La mortification s’allège. En effet, si le fantasme suppose le corps mortifié par le signifiant, le symptôme, lui, se réfère au corps vivifié par le signifiant [2].
« Souffle », signifiant nouveau, pur matériau sonore, asémantique, car relié à aucune chaîne signifiante, nouveau littoral aussitôt écrit, surgit comme un Witz. Surprise la plus radicale et la plus enthousiaste à laquelle l’analysant n’eut qu’à consentir. S’en est déduit un désir hors sens, mais pas hors corps, puisqu’il s’appuie sur un reste sinthomatique, ouvrant la possibilité en tant qu’analyste de mettre ce vide singulier au service du discours analytique : Souffler avec tact sur les fictions de l’être [3].

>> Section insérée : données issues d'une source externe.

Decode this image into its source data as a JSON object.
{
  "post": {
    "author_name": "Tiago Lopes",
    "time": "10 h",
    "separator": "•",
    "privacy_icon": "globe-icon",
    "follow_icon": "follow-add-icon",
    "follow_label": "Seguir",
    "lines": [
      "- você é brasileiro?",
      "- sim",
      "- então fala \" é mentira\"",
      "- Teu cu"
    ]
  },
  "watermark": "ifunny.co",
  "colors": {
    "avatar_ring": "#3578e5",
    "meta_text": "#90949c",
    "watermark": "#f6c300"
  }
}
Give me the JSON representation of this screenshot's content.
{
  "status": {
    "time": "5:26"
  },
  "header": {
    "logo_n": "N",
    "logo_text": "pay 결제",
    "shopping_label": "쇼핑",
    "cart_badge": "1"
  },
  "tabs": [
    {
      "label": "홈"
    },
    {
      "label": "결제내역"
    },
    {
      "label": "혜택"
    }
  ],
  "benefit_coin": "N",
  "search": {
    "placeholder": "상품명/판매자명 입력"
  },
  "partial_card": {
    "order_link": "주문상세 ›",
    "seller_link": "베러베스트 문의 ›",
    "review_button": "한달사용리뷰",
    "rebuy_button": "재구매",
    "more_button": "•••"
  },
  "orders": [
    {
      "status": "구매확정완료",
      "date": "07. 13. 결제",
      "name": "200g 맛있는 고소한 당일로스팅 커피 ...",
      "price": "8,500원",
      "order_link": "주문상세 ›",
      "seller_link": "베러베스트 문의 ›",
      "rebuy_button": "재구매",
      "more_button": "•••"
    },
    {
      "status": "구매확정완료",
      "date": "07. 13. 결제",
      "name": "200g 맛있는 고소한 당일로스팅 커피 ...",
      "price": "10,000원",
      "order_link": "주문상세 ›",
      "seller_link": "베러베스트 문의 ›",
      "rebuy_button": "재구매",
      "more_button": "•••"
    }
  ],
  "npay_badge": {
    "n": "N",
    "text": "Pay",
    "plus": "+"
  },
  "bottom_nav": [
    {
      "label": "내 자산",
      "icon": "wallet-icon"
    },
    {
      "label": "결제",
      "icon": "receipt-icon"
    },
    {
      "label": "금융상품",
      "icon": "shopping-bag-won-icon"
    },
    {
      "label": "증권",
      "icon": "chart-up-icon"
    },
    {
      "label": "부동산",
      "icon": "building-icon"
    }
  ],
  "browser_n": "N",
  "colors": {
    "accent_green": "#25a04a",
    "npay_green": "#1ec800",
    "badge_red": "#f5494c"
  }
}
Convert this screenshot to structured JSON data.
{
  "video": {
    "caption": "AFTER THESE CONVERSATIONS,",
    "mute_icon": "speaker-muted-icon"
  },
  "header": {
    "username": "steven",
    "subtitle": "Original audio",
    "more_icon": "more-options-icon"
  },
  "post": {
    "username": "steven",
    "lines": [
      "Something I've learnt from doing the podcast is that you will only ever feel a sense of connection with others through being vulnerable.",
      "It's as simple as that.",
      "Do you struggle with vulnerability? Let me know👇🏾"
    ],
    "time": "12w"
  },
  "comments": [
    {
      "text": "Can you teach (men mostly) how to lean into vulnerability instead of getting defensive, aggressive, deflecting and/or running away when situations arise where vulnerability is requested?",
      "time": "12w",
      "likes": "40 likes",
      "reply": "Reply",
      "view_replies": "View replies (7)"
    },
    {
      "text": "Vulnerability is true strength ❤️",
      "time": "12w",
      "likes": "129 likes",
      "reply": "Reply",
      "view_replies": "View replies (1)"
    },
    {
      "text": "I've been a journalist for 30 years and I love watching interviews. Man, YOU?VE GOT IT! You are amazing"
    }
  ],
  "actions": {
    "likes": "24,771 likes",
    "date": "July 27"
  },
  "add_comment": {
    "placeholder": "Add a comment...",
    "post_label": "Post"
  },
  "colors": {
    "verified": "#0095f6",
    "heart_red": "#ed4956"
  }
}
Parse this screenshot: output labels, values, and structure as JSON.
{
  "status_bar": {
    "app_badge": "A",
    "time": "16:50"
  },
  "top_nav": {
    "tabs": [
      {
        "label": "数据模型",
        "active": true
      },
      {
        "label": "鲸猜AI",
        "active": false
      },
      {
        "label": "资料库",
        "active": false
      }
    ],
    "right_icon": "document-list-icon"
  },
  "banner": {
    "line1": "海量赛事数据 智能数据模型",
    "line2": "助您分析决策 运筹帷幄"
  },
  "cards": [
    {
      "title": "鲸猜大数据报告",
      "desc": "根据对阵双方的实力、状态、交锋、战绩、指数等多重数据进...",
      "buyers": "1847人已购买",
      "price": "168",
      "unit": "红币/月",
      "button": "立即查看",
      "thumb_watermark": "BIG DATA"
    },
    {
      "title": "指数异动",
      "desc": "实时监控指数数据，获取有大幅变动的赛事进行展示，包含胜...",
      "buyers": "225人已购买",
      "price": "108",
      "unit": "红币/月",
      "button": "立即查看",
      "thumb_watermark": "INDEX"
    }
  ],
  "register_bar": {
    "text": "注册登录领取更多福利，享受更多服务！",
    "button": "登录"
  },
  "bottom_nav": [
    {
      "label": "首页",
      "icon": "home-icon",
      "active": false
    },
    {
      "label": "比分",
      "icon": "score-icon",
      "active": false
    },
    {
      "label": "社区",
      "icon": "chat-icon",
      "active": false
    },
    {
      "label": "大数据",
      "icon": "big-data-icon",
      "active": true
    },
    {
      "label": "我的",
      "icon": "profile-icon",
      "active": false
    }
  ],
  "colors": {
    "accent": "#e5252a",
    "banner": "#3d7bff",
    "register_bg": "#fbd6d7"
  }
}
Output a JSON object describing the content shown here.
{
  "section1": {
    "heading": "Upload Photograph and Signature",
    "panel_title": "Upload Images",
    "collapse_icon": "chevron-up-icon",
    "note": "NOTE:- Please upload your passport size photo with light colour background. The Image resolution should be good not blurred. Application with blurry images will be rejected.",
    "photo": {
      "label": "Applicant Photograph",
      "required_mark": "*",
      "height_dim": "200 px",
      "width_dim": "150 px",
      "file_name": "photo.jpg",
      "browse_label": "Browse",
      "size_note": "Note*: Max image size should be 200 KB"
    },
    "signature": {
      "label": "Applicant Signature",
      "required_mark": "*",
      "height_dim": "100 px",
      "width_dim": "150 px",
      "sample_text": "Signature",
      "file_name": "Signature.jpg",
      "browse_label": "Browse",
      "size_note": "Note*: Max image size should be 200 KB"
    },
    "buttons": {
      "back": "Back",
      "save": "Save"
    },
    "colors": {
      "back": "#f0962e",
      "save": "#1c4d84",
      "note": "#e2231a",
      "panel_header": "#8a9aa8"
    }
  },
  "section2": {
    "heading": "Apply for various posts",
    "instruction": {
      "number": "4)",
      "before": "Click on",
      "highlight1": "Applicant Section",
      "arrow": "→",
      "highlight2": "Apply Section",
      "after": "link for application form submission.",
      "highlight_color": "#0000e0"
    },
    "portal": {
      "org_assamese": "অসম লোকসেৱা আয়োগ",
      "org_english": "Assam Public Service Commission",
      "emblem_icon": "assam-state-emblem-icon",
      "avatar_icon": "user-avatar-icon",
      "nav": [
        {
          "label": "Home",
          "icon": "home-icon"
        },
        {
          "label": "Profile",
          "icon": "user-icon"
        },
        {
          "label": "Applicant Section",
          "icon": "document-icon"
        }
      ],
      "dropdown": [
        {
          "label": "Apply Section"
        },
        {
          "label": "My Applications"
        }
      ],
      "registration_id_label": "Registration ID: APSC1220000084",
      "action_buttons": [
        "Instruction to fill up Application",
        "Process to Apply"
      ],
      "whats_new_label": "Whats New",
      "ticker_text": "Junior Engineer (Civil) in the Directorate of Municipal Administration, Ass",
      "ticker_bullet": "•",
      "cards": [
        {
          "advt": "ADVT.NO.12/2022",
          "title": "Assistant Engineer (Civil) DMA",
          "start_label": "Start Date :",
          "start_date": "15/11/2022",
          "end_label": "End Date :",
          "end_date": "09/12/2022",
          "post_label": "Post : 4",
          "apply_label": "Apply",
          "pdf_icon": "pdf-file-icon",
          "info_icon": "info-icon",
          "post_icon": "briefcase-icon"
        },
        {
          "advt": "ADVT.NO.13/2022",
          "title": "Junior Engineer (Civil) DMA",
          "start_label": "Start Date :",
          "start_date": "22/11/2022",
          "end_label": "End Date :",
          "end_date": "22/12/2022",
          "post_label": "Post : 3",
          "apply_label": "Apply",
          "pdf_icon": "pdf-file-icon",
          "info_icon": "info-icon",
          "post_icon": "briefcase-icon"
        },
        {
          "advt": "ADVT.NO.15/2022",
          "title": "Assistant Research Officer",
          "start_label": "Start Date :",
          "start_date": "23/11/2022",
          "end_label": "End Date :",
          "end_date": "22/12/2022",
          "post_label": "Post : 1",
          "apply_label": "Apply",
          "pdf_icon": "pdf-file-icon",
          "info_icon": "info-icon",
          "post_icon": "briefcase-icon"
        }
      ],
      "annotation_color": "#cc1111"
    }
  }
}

Cesse de s’écrire veut dire cesse de se répéter. Ce qui fait durer l’analyse dans le temps, c’est que le symptôme, produit d’une contingence, ne cesse pas de s’écrire. Il satisfait à un programme de jouissance. Avec la suspension du sens, cesse la pluie du signifié qui alimentait en jouissance le godet du ravinement.
Le temps qu’il faut pour qu’un sujet puisse céder la jouissance attirée par l’articulation signifiante n’est pas calculable. S’il y a la possibilité de l’acte analytique, faut-il encore que l’analysant consente à ses conséquences. Dès lors, le symptôme, réduit à son os, arrivé à son point de rebroussement, offre la possibilité, dans ce vide assumé, d’y faire fleurir des effets de créations.
Notre « souffle » est unique comme l’est celui de François Cheng auquel Lacan dit un soir : « Vous qui avez la sagesse de comprendre que le Vide est Souffle et que le Souffle est Métamorphose, vous n’aurez de cesse que vous n’ayez donné libre cours au Souffle qui vous reste, une écriture, pourquoi pas crevée ! » [4] L’exil l’avait confronté à une béance extrême, mais, s’appuyant dessus, le poète s’est employé à ouvrir un large champ des possibles.
[1] Freud S., « “Un enfant est battu”. Contribution à la connaissance de la genèse des perversions sexuelles », Œuvres complètes, t. XV, Paris, PUF, 2012, p. 119-146.
[2] Miller J.-A., L’Os de la cure, Paris, Navarin, 2018, p. 57.
[3] Cf. Porcheret B., « Du cri au souffle ou l’addiction au sinthome », La Cause du désir, n°88, octobre 2014, p. 74-79, disponible sur le site de Cairn.
[4] Cheng F., « François Cheng et Jacques Lacan », L’Âne, n°4, février-mars 1982, cité par M.-H. Brousse, in Mode de jouir au féminin, Paris, Navarin, 2020, p. 53.